Hi. Im looking for some advice on my 8 yr old son and his fathers relationship.
His father and i have been split for 4 and a half yrs. In this time i can count on one hand the amount of visits he has had and phone calls are far between, he will call every few days for a couple of weeks make a bunch of promises and then not call or anything for six months.
My son has behaviour issues that we have been working hard to help and over the last 6mths he has had massive improvements even the teachers have noticed. He wants/likes talking to his dad but i have noticed over these few years that he will have a good spell his behavour and then his dad rings and he goes backwards. Well on monday night his dad rang. He was fairly well behaved the next day which suprised me enough to point out to a friend. However 2 days after the phone call and he has been suspended for fighting.
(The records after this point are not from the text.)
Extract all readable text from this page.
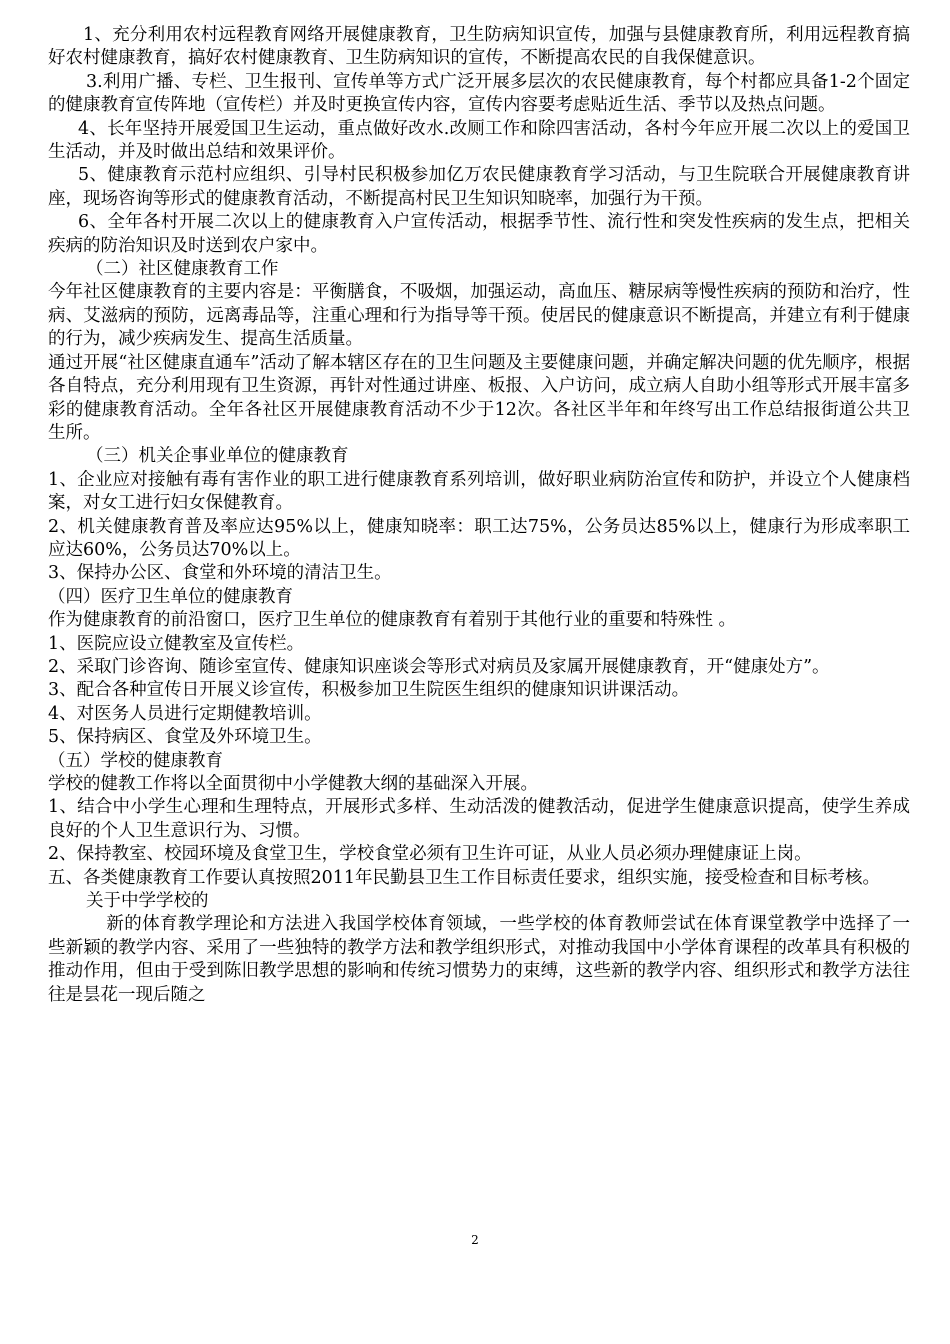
1、充分利用农村远程教育网络开展健康教育，卫生防病知识宣传，加强与县健康教育所，利用远程教育搞好农村健康教育，搞好农村健康教育、卫生防病知识的宣传，不断提高农民的自我保健意识。

3.利用广播、专栏、卫生报刊、宣传单等方式广泛开展多层次的农民健康教育，每个村都应具备1-2个固定的健康教育宣传阵地（宣传栏）并及时更换宣传内容，宣传内容要考虑贴近生活、季节以及热点问题。

4、长年坚持开展爱国卫生运动，重点做好改水.改厕工作和除四害活动，各村今年应开展二次以上的爱国卫生活动，并及时做出总结和效果评价。

5、健康教育示范村应组织、引导村民积极参加亿万农民健康教育学习活动，与卫生院联合开展健康教育讲座，现场咨询等形式的健康教育活动，不断提高村民卫生知识知晓率，加强行为干预。

6、全年各村开展二次以上的健康教育入户宣传活动，根据季节性、流行性和突发性疾病的发生点，把相关疾病的防治知识及时送到农户家中。

（二）社区健康教育工作

今年社区健康教育的主要内容是：平衡膳食，不吸烟，加强运动，高血压、糖尿病等慢性疾病的预防和治疗，性病、艾滋病的预防，远离毒品等，注重心理和行为指导等干预。使居民的健康意识不断提高，并建立有利于健康的行为，减少疾病发生、提高生活质量。

通过开展“社区健康直通车”活动了解本辖区存在的卫生问题及主要健康问题，并确定解决问题的优先顺序，根据各自特点，充分利用现有卫生资源，再针对性通过讲座、板报、入户访问，成立病人自助小组等形式开展丰富多彩的健康教育活动。全年各社区开展健康教育活动不少于12次。各社区半年和年终写出工作总结报街道公共卫生所。

（三）机关企事业单位的健康教育

1、企业应对接触有毒有害作业的职工进行健康教育系列培训，做好职业病防治宣传和防护，并设立个人健康档案，对女工进行妇女保健教育。

2、机关健康教育普及率应达95%以上，健康知晓率：职工达75%，公务员达85%以上，健康行为形成率职工应达60%，公务员达70%以上。

3、保持办公区、食堂和外环境的清洁卫生。

（四）医疗卫生单位的健康教育

作为健康教育的前沿窗口，医疗卫生单位的健康教育有着别于其他行业的重要和特殊性 。

1、医院应设立健教室及宣传栏。

2、采取门诊咨询、随诊室宣传、健康知识座谈会等形式对病员及家属开展健康教育，开“健康处方”。

3、配合各种宣传日开展义诊宣传，积极参加卫生院医生组织的健康知识讲课活动。

4、对医务人员进行定期健教培训。

5、保持病区、食堂及外环境卫生。

（五）学校的健康教育

学校的健教工作将以全面贯彻中小学健教大纲的基础深入开展。

1、结合中小学生心理和生理特点，开展形式多样、生动活泼的健教活动，促进学生健康意识提高，使学生养成良好的个人卫生意识行为、习惯。

2、保持教室、校园环境及食堂卫生，学校食堂必须有卫生许可证，从业人员必须办理健康证上岗。

五、各类健康教育工作要认真按照2011年民勤县卫生工作目标责任要求，组织实施，接受检查和目标考核。

关于中学学校的

新的体育教学理论和方法进入我国学校体育领域，一些学校的体育教师尝试在体育课堂教学中选择了一些新颖的教学内容、采用了一些独特的教学方法和教学组织形式，对推动我国中小学体育课程的改革具有积极的推动作用，但由于受到陈旧教学思想的影响和传统习惯势力的束缚，这些新的教学内容、组织形式和教学方法往往是昙花一现后随之

2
I have tried talking to his father about my concerns in the past and even went through mediation and pushed a parenting plan with regular visit/calls but he just makes excuses i threatened to cease all contact at the last visit if he did not keep regular contact but and he put up such a fuss about being the father and having rights but once again it was 6 months and my sons behaviour is getting worse when he does call.
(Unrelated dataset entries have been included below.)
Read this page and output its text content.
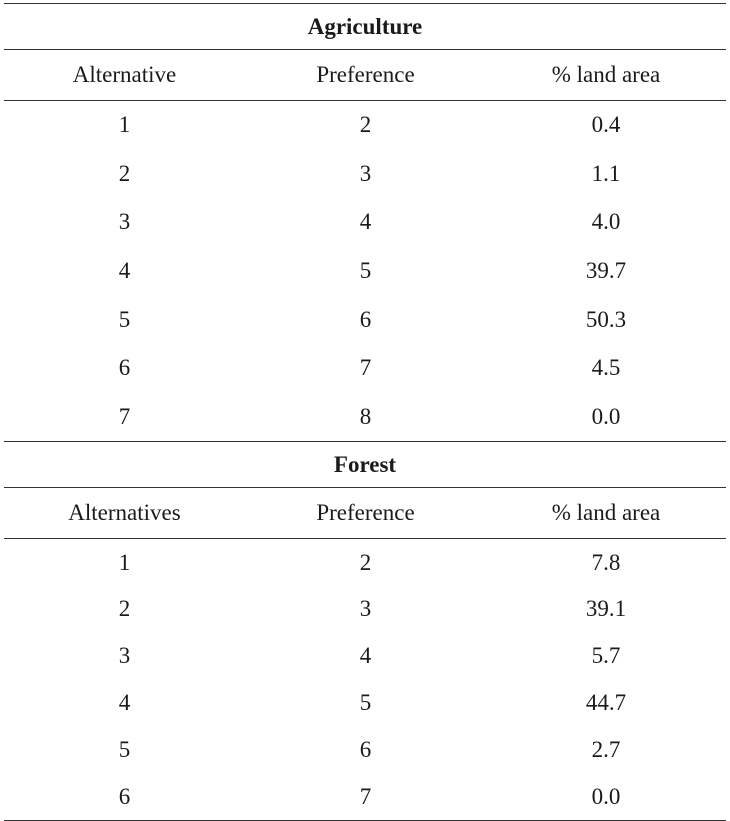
Agriculture		
Alternative	Preference	% land area
1	2	0.4
2	3	1.1
3	4	4.0
4	5	39.7
5	6	50.3
6	7	4.5
7	8	0.0
Forest		
Alternatives	Preference	% land area
1	2	7.8
2	3	39.1
3	4	5.7
4	5	44.7
5	6	2.7
6	7	0.0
So heres my problem i dont know whether to allow this to continue happening in the hope that one day he will grow up and be a responsible father. I know how important a father is in a childs life and i do not want to come in beween that. On the other hand the walking in and out of his life is obviously causing him alot of anger and confusion so is it best to cease the contact? I thought i had done the right thing by trying to keep the father/son relationship going but it just seems to have hurt him. Im sorry it isso long im just lost on ehat to do to help my son, any advice would be appreciated.
father/son relationship advice
father/son relationship advice
Posted in:
Relationships & Marriage, Behaviour

1 Replies
Have you documented the visits and phone calls? It sounds like he is not meeting his side of the parenting plan. I'd consider going back to mediation although it could have the opposite effect to what is needed. If you let things go do you think the father would or things slide (visits fall further and further apart until they don't exist)? If you go to mediation he could intensify his contact to prove himself.